Na semana passada levei minha filha em uma consulta médica, e fomos a pé, pois era um local próximo de onde estávamos. Ao atravessar uma rua, na faixa de pedestres, um carro passou em uma velocidade um pouco mais alta do que a recomendada, e muito próximo da minha filha e de mim, dirigindo o veículo sem cuidado ou respeito às normas de trânsito. O motorista era um homem de meia idade. Nós nos assustamos, é claro, e também sentimos muita insegurança (entre outras coisas), mesmo estando em uma faixa de pedestres. E não é a primeira vez que isso acontece. Na verdade, é rotineiro para quem anda a pé, nas cidades brasileiras. Isso reflete um planejamento urbano focado em carros, em princípio. Mas não é somente isso.

Ainda nesta mesma semana, li um artigo sobre planejamento urbano com perspectiva de gênero, e porque isso é importante para todo mundo. Em geral, o desenho urbano é feito por e para homens, de classe média, que utilizam carro, e tende a não incluir a perspectiva de grupos minoritários neste planejamento, como mulheres, crianças, população LGBTQIA+, população negra, população periférica, que na verdade, são rotineiramente excluídos dos processos de tomada de decisão. Ou seja, são pessoas invisibilizadas na cidade. E sabemos que mulheres, crianças e idosos são invisibilizados, pois o planejamento urbano não os contempla (Dutton et al, 2020). Em uma abordagem de gênero, o planejamento precisa considerar certos aspectos, que normalmente não são levados em conta, como por exemplo, a segurança ao se andar a pé, crucial para as mulheres.

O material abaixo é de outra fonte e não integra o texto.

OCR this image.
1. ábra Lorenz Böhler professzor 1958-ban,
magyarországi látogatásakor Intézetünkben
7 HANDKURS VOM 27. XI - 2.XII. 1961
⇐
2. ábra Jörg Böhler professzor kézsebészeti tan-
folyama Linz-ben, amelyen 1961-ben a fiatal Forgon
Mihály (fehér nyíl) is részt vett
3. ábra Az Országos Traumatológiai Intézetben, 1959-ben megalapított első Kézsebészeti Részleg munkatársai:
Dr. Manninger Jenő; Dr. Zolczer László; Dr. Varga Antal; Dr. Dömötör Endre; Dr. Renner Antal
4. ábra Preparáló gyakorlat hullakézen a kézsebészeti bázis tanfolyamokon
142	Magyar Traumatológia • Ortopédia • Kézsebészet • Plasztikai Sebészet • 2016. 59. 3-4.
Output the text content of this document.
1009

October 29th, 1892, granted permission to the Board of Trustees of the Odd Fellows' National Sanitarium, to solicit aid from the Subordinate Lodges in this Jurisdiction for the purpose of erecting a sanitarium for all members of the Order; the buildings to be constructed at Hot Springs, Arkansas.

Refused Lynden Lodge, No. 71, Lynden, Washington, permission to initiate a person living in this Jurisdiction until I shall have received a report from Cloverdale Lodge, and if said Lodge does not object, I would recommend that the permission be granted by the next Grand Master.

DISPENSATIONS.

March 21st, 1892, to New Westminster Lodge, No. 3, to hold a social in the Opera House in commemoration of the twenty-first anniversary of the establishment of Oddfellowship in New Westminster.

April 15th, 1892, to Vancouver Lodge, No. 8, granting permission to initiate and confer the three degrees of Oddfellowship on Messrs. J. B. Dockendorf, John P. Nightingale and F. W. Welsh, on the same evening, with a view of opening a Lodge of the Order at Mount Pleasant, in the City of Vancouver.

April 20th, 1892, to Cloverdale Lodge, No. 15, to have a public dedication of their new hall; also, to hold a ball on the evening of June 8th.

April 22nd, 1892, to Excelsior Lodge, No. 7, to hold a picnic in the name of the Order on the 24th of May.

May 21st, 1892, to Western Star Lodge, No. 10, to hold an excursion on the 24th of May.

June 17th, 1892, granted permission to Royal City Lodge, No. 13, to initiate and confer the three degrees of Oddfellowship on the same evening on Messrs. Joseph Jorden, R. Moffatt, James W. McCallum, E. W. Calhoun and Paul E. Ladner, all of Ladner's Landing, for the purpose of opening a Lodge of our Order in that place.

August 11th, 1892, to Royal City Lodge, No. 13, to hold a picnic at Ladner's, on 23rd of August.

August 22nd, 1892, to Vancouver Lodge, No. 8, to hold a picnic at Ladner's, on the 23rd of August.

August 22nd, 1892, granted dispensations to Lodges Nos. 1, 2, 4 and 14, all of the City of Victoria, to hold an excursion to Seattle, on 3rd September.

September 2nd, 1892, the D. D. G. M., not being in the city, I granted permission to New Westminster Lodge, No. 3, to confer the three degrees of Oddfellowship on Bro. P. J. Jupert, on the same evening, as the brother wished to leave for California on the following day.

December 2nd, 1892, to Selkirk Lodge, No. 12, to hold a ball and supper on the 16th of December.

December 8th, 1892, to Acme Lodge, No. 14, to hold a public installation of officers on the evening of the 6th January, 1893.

O artigo está disponível aqui https://www.qolf.org/news-and-updates/feminist-city-planning-why-it-matters-for-everyone/ , e sua principal mensagem é que quando se planeja uma cidade voltada às necessidades das mulheres, todos ganham. Ganham em segurança, infraestrutura, áreas verdes e espaços de interação, mobilidade, gestão de riscos e serviços. Ganham também uma cidade mais segura, mais saudável e mais inclusiva, que é o que todos precisamos.

No geral, o planejamento urbano tem sido desenvolvido por homens, em sua maioria, De acordo com o relatório “Cities Alive: Designing Cities That Work for Women”, desenvolvido pela UNDP, Arup e Universidade de Liverpool (https://www.undp.org/publications/cities-alive-designing-cities-work-women) , mulheres enfrentam desvantagens sociais e econômicas consideráveis quando comparadas com os homens. Assim como este relatório e o artigo que mencionei, existem muitos outros documentos abordando a importância de mulheres estarem participando do desenvolvimento urbano, e serem consideradas na implementação de toda a infraestrutura. É preciso pensar, nas nossas cidades, como é o transporte público para as mulheres? Que no geral são responsáveis pelo cuidado com crianças e idosos, e como eu, precisam, muitas vezes, se deslocar com frequência, de carro, transporte público ou a pé? Como é a segurança, e como as mulheres se sentem nas diferentes áreas urbanas? Como são as calçadas, as praças? E mais importante, como a desigualdade impacta a vida de mulheres em situação de vulnerabilidade?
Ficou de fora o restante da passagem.